The night I closed our investment in my 12th data security deal, Cyota, my wife Nathalie took me to see the Bourne Supremacy in Mountain View. On the way, she asked why I seem to keep investing in what sounds like the same company over and over. That's a fair question, and one that many people ask about the VC industry in general.
As we approached the theater, I tried to think of how to explain the fluid nature of the data security threat. Walking in (thanks to Fandango we righteously bypassed the long lines of teenagers), I noticed that the theater had just implemented its own security program to mitigate Movie View Theft by patrons who would watch a second film without paying. Instead of collecting tickets at the front door, tickets were now collected at the two hallways off the lobby, to where customers were ushered out as each film ended. No ticket, no second movie.
So I said: watch this. I stood by the front door, waited for a lull in traffic, and then nonchalantly proferred my hand toward the next approaching bevy of teenagers. "Tickets" I murmured.
Once the first victim handed me his ticket, the rest were cake. Tickets accumulated in my hand as my victims jabbered on about football games and SAT prep. I collected half a dozen and stopped. A good 5 minutes passed before they wafted over to the hallway, encountering another ticket stand (by then I could have sold the tickets to folks standing in line). Another 2 minutes passed as they tried to figure out which of them had the tickets! As it dawned on them that they had been phished, I returned their assets (and thankfully they didn't kick mine).
Security systems are not like computers or network switches, which improve over time and asymptotically approach perfection. To quote Justin Label, security is a Man v. Man problem, not Man v. Nature. Creative and motivated thieves respond to every new security system with a workaround, and so the best we can ever hope to do with the safety of our computer networks is tread water.
That's why we will always need more startups--hungry, brilliant teams that innovate new defenses against phish, pharm, spim, spam, malware, keystroke logs, worms, slipstreamers, spoofs, bitlets and packetflies (ok, I just made up those last two).
I'm not saying that enterprises like to buy stuff from itty bitty startups. Of course they prefer Integrated Suites deployed on Unified Appliances with Management Consoles and Event Correllation, all packaged up in nice yellow boxes from big companies with beefy, publicly funded balance sheets. And if the suite doesn't stand up to new attacks, other enterprises will suffer downtime too, providing an excuse that promises the buyer some hope of job security. Think of wildebeasts, who survive by sticking to the middle of the herd.
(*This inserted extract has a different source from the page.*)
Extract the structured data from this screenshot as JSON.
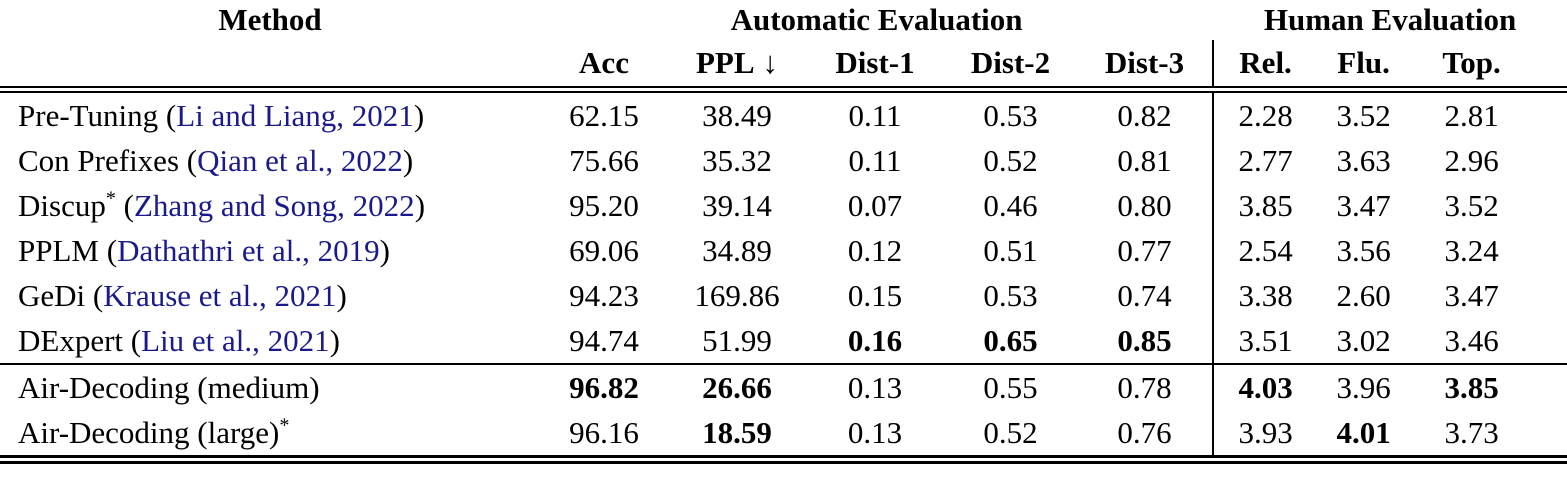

But yesterday's security suite can never withstand today's attacks, and so the suites need a constant injection of startup-style innovation. The big acquisitions that characterized data security for the last 2 years (Neoteris, Riptech, Recourse, Pedastal, Netsec, Entercept, Okena, Intruvert...) do not signal a phase of consolidation (as widely reported); the M&A trend, rather, is a fixture of the new ecosystem.
And so Bessemer continues to launch new companies in partnership with the industry's best and brightest minds in data security, like Dan Farmer (Elemental), Bruce Schneier (Counterpane), MIT Professor Ron Rivest (VeriSign), MIT Professor Saman Amarasinghe (Determina), Paul Mockapetris (Nominum), Mark Maiffret (eEye), Gene Spafford and Gene Kim (Tripwire).
It was right after I affirmed this final proclamation that Nathalie kissed me on the cheek and said: Shut up, now, the movie's starting.